What are the treatments for Hereditary Sensory and Autonomic Neuropathy Type 1E?

1. Pain management: Pain management is an important part of treating HSAN1E. This may include medications such as non-steroidal anti-inflammatory drugs (NSAIDs), opioids, anticonvulsants, and tricyclic antidepressants.

2. Physical therapy: Physical therapy can help improve strength, balance, and coordination.

3. Occupational therapy: Occupational therapy can help with activities of daily living, such as dressing, bathing, and eating.

4. Assistive devices: Assistive devices, such as braces, canes, and walkers, can help with mobility.

5. Surgery: Surgery may be necessary to correct deformities or to relieve pressure on nerves.

6. Gene therapy: Gene therapy is a promising new treatment for HSAN1E. It involves introducing a healthy gene into

What are the risk factors for Hereditary Sensory and Autonomic Neuropathy Type 1E?

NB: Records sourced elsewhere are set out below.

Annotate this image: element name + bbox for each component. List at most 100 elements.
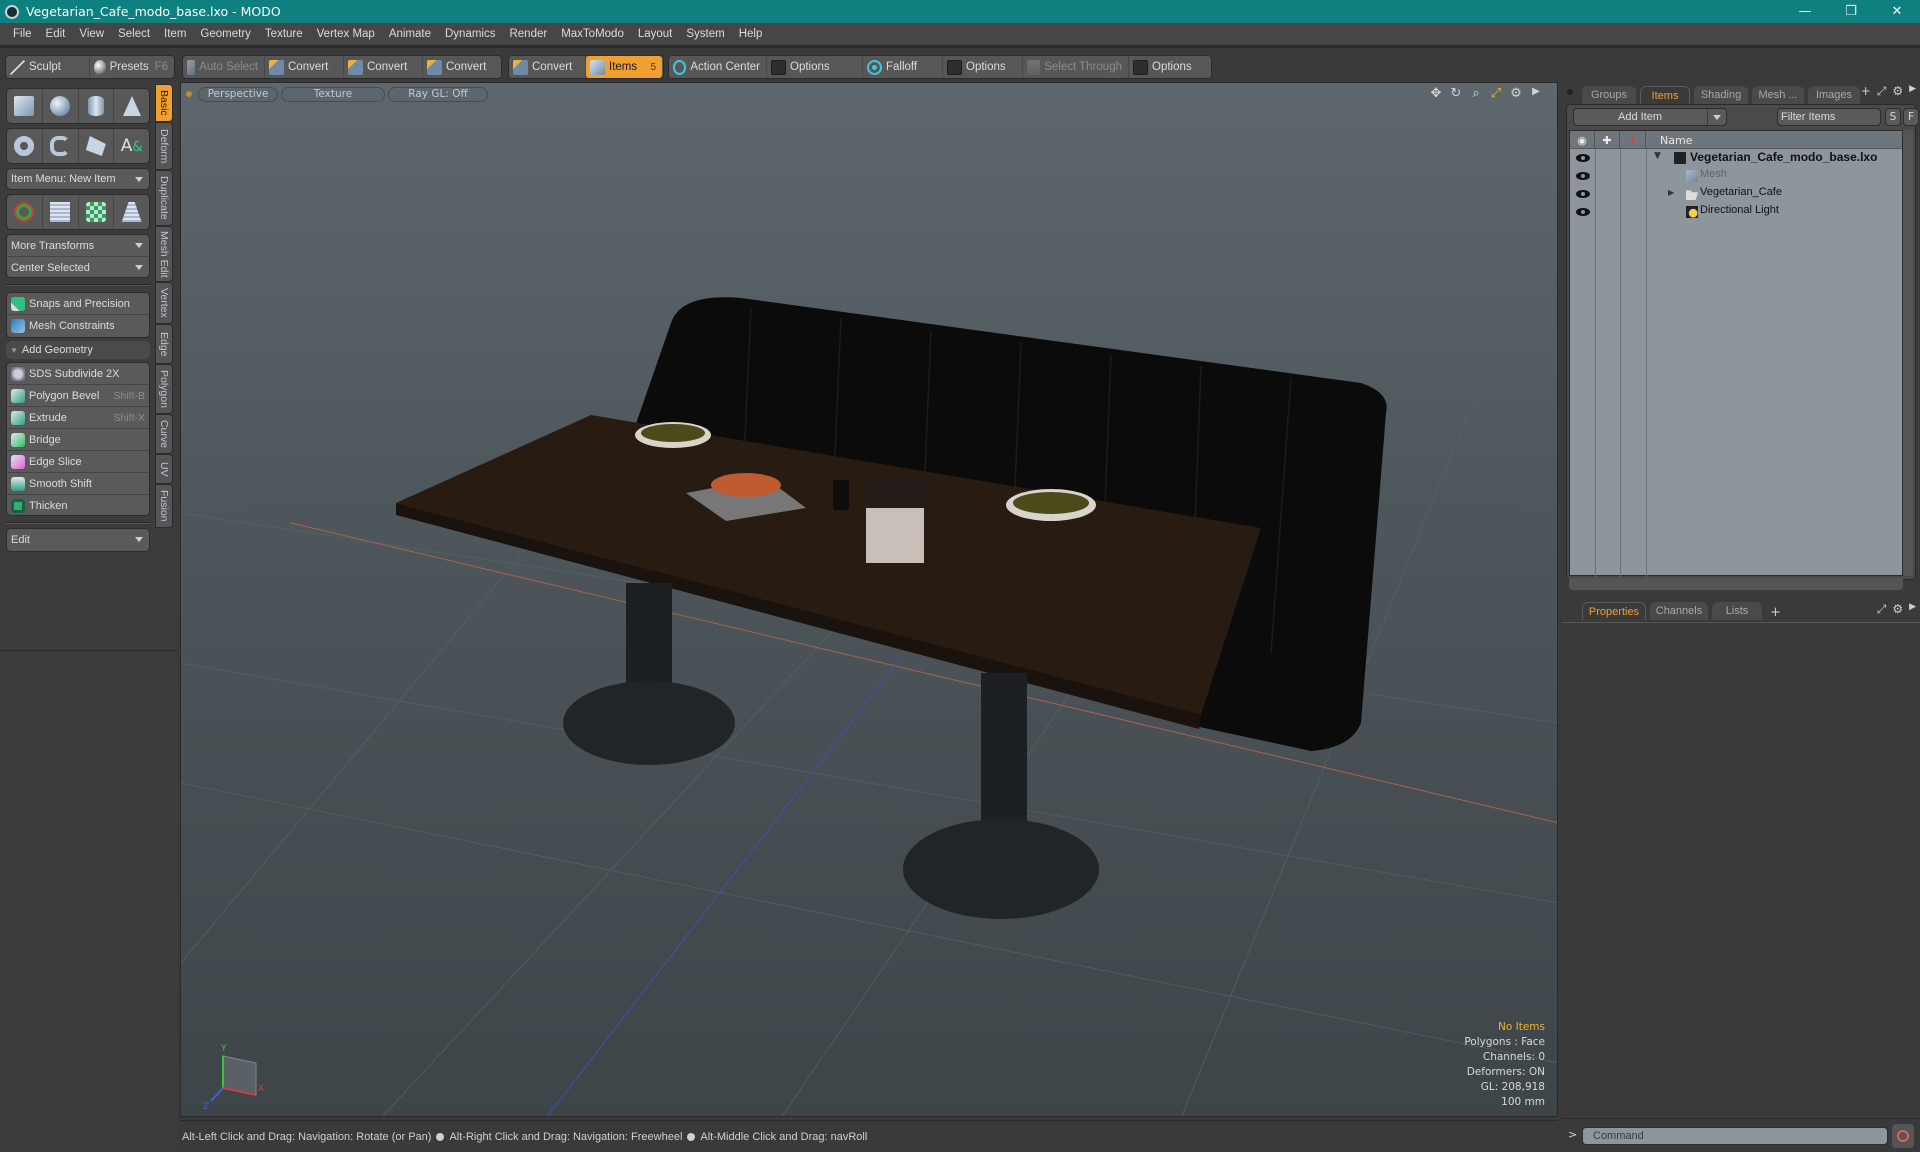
snaps-precision-button[interactable]: Snaps and Precision — [7, 293, 149, 315]
cylinder-tool[interactable] — [79, 89, 115, 123]
select-through-options-button[interactable]: Options — [1129, 56, 1209, 78]
falloff-options-button[interactable]: Options — [943, 56, 1023, 78]
polygon-bevel-button[interactable]: Polygon Bevel Shift-B — [7, 385, 149, 407]
center-selected-dropdown[interactable]: Center Selected — [7, 257, 149, 277]
items-mode-button[interactable]: Items 5 — [586, 56, 662, 78]
view-mode-dropdown[interactable]: Perspective — [198, 86, 278, 102]
expand-icon[interactable]: ⤢ — [1877, 84, 1887, 99]
convert-polygons-button[interactable]: Convert — [423, 56, 501, 78]
pan-move-icon[interactable]: ✥ — [1429, 86, 1443, 101]
sculpt-button[interactable]: Sculpt — [6, 56, 90, 78]
tab-mesh[interactable]: Mesh ... — [1752, 86, 1804, 104]
menu-system[interactable]: System — [679, 28, 731, 40]
tab-fusion[interactable]: Fusion — [155, 484, 173, 528]
select-through-button[interactable]: Select Through — [1023, 56, 1129, 78]
tree-row-light[interactable]: Directional Light — [1570, 203, 1902, 221]
restore-button[interactable]: ❐ — [1828, 0, 1874, 23]
tab-properties[interactable]: Properties — [1582, 602, 1646, 620]
command-history-button[interactable] — [1892, 1124, 1914, 1148]
tab-edge[interactable]: Edge — [155, 324, 173, 364]
filter-items-input[interactable]: Filter Items — [1777, 108, 1881, 126]
bridge-button[interactable]: Bridge — [7, 429, 149, 451]
menu-view[interactable]: View — [72, 28, 111, 40]
menu-dynamics[interactable]: Dynamics — [438, 28, 502, 40]
tab-duplicate[interactable]: Duplicate — [155, 170, 173, 226]
tab-groups[interactable]: Groups — [1582, 86, 1636, 104]
menu-item[interactable]: Item — [157, 28, 193, 40]
auto-select-button[interactable]: Auto Select — [183, 56, 265, 78]
menu-geometry[interactable]: Geometry — [193, 28, 258, 40]
command-input[interactable]: Command — [1582, 1127, 1888, 1145]
falloff-button[interactable]: Falloff — [863, 56, 943, 78]
menu-render[interactable]: Render — [502, 28, 554, 40]
tab-vertex[interactable]: Vertex — [155, 282, 173, 324]
menu-help[interactable]: Help — [732, 28, 770, 40]
tree-row-scene[interactable]: ▼ Vegetarian_Cafe_modo_base.lxo — [1570, 149, 1902, 167]
sphere-tool[interactable] — [43, 89, 79, 123]
tab-images[interactable]: Images — [1808, 86, 1860, 104]
minimize-button[interactable]: — — [1782, 0, 1828, 23]
convert-vertices-button[interactable]: Convert — [265, 56, 344, 78]
raygl-toggle[interactable]: Ray GL: Off — [388, 86, 488, 102]
maximize-icon[interactable]: ⤢ — [1489, 86, 1503, 101]
close-button[interactable]: ✕ — [1874, 0, 1920, 23]
expand-triangle-icon[interactable]: ▶ — [1668, 188, 1674, 197]
viewport-options-dot[interactable] — [186, 91, 192, 97]
menu-maxtomodo[interactable]: MaxToModo — [554, 28, 631, 40]
presets-button[interactable]: Presets F6 — [90, 56, 174, 78]
tab-polygon[interactable]: Polygon — [155, 364, 173, 414]
transform-tool[interactable] — [7, 195, 43, 229]
gear-icon[interactable]: ⚙ — [1509, 86, 1523, 101]
add-item-dropdown[interactable]: Add Item — [1573, 108, 1727, 126]
3d-viewport[interactable]: Y X Z Perspective Texture Ray GL: Off ✥ … — [180, 82, 1558, 1117]
item-menu-dropdown[interactable]: Item Menu: New Item — [6, 168, 150, 190]
visibility-column-eye-icon[interactable]: ◉ — [1570, 131, 1595, 149]
tab-deform[interactable]: Deform — [155, 122, 173, 170]
action-center-button[interactable]: Action Center — [669, 56, 767, 78]
tab-lists[interactable]: Lists — [1712, 602, 1762, 620]
menu-select[interactable]: Select — [111, 28, 157, 40]
edit-dropdown[interactable]: Edit — [6, 528, 150, 552]
menu-animate[interactable]: Animate — [382, 28, 438, 40]
eye-icon[interactable] — [1576, 172, 1590, 180]
add-tab-plus-icon[interactable]: + — [1861, 84, 1871, 99]
tree-horizontal-scrollbar[interactable] — [1569, 578, 1903, 590]
tab-uv[interactable]: UV — [155, 454, 173, 484]
taper-tool[interactable] — [114, 195, 149, 229]
name-column-header[interactable]: Name — [1646, 131, 1692, 149]
chevron-right-icon[interactable]: ▶ — [1909, 84, 1916, 99]
shading-mode-dropdown[interactable]: Texture — [281, 86, 385, 102]
chevron-right-icon[interactable]: ▶ — [1529, 86, 1543, 101]
eye-icon[interactable] — [1576, 190, 1590, 198]
add-tab-plus-icon[interactable]: + — [1770, 605, 1781, 620]
menu-edit[interactable]: Edit — [39, 28, 73, 40]
tab-channels[interactable]: Channels — [1650, 602, 1708, 620]
tab-mesh-edit[interactable]: Mesh Edit — [155, 226, 173, 282]
menu-file[interactable]: File — [6, 28, 39, 40]
capsule-tool[interactable] — [43, 129, 79, 163]
cube-tool[interactable] — [7, 89, 43, 123]
action-center-options-button[interactable]: Options — [767, 56, 863, 78]
zoom-magnifier-icon[interactable]: ⌕ — [1469, 86, 1483, 101]
tab-shading[interactable]: Shading — [1694, 86, 1748, 104]
eye-icon[interactable] — [1576, 208, 1590, 216]
menu-layout[interactable]: Layout — [631, 28, 680, 40]
expand-icon[interactable]: ⤢ — [1877, 602, 1887, 617]
s-button[interactable]: S — [1885, 108, 1901, 126]
tree-vertical-scrollbar[interactable] — [1903, 130, 1913, 576]
f-button[interactable]: F — [1903, 108, 1919, 126]
grid-tool[interactable] — [43, 195, 79, 229]
edge-slice-button[interactable]: Edge Slice — [7, 451, 149, 473]
rotate-icon[interactable]: ↻ — [1449, 86, 1463, 101]
torus-tool[interactable] — [7, 129, 43, 163]
gear-icon[interactable]: ⚙ — [1892, 84, 1903, 99]
smooth-shift-button[interactable]: Smooth Shift — [7, 473, 149, 495]
pen-tool[interactable] — [79, 129, 115, 163]
gear-icon[interactable]: ⚙ — [1892, 602, 1903, 617]
add-geometry-header[interactable]: ▼ Add Geometry — [6, 341, 150, 359]
text-tool[interactable]: A& — [114, 129, 149, 163]
expand-triangle-icon[interactable]: ▼ — [1654, 151, 1661, 161]
menu-vertex-map[interactable]: Vertex Map — [310, 28, 382, 40]
more-transforms-dropdown[interactable]: More Transforms — [7, 235, 149, 257]
mesh-constraints-button[interactable]: Mesh Constraints — [7, 315, 149, 337]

1. Family history of Hereditary Sensory and Autonomic Neuropathy Type 1E
2. Genetic mutation in the SPTLC1 gene
3. Age of onset before 10 years old
4. Progressive sensory and autonomic nerve damage
5. Symptoms of pain, numbness, and tingling in the hands and feet
6. Loss of reflexes
7. Difficulty with balance and coordination
8. Abnormal sweating
9. Gastrointestinal problems
10. Urinary incontinence

Is there a cure/medications for Hereditary Sensory and Autonomic Neuropathy Type 1E?

There is no cure for Hereditary Sensory and Autonomic Neuropathy Type 1E, but medications can be used to help manage the symptoms. These medications may include anticonvulsants, antidepressants, and pain relievers. Physical therapy and occupational therapy may also be recommended to help manage the symptoms.